В ходе исследования было установлено, что инстилляции Ланотана® оказывают выраженное гипотензивное действие у большинства больных с глаукомой. Минимальное снижение ВГД наблюдалось через 2 часа и составляло в среднем 0,7–1 мм рт.ст., что недостоверно по сравнению с исходными данными (р > 0,05). Достоверное снижение ВГД на 21 % (р < 0,05) от исходного наблюдалось через 3,5–4 часа. Максимальное снижение показателя ВГД на 31 % наступало через 22–24 часа. На фоне терапии Ланотаном® отмечено снижение суточных колебаний ВГД. Наблюдалась также тенденция к улучшению морфометрических показателей. Так, отмечено достоверное улучшение площади и объема нейроретинального пояска у больных с начальной стадией глаукомы.

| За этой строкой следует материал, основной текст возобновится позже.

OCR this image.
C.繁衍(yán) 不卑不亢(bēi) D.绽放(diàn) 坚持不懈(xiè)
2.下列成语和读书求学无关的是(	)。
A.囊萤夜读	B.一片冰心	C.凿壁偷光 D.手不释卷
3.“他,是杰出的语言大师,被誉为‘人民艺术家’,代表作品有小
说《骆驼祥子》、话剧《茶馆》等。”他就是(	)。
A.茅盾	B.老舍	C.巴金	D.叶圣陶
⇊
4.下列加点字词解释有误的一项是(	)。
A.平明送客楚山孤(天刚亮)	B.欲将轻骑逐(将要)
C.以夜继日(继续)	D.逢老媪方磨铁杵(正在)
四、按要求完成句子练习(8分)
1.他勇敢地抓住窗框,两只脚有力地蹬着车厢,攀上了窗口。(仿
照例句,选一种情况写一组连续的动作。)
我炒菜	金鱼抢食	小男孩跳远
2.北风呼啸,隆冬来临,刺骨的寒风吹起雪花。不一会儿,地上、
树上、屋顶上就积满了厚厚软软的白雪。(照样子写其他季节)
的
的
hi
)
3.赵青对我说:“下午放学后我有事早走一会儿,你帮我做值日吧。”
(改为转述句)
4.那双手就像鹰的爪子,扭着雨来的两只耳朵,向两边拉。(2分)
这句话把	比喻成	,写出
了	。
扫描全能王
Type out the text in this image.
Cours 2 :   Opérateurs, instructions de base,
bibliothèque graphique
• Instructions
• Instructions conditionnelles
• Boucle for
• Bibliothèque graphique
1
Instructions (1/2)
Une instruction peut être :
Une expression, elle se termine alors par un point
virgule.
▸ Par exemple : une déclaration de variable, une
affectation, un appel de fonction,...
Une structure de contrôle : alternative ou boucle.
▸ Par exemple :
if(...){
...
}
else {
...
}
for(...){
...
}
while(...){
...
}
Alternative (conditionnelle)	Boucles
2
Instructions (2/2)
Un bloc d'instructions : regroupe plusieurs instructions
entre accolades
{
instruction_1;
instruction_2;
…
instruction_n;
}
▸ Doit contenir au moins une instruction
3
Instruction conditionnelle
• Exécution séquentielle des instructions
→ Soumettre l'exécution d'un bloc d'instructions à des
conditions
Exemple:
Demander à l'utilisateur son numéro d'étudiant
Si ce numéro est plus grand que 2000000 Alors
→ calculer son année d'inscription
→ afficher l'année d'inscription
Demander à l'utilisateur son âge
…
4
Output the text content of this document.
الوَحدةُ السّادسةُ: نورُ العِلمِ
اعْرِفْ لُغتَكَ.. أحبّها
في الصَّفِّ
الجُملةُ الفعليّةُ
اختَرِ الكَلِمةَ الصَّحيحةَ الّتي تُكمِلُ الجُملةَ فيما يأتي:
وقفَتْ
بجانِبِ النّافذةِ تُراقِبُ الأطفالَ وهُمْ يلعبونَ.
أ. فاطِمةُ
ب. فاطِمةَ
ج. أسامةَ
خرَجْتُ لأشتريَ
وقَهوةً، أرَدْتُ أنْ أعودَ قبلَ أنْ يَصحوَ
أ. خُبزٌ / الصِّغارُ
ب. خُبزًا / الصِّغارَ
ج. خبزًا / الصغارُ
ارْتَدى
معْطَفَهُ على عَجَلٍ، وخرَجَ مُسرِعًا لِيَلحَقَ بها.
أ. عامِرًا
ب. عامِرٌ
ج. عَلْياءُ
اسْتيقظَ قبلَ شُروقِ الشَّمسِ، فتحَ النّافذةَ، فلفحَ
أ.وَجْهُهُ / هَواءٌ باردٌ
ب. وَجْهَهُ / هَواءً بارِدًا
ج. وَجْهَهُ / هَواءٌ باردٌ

Таким образом, механизм гипотензивного действия Ланотана® физиологичен, так как исследования гидродинамики глаза показали увеличение в 2,5 раза оттока внутриглазной жидкости под влиянием препарата. Использование Ланотана® у больных с первичной глаукомой приводит к уменьшению амплитуды суточных колебаний ВГД. После лечения при начальной стадии глаукомы суточный размах стал в 2,1 раза, а при развитой и далеко зашедшей стадии — в среднем в 2,5 раза меньше, чем до лечения. Препарат Ланотан® влияет на морфометрические структуры диска зрительного нерва, достоверно увеличивая толщину ретинальных волокон и площадь нейроретинального пояска у больных с начальными стадиями глаукомы, что может свидетельствовать об опосредованной нейропротекторной активности препарата.

 

Выводы

На сегодняшний день аналоги простагландинов признаны наиболее эффективными средствами первой линии лечения глаукомы. Учитывая длительный характер медикаментозной терапии глаукомы, выраженный эффект аналогов простагландинов, в частности латанопроста (Ланотана®), позволяет у значительного числа больных с глаукомой достигать нормализации ВГД на фоне монотерапии. Удобный режим инстилляций Ланотана® (один раз в сутки) существенно повышает приверженность пациентов с глаукомой к проводимой терапии и улучшает качество их жизни.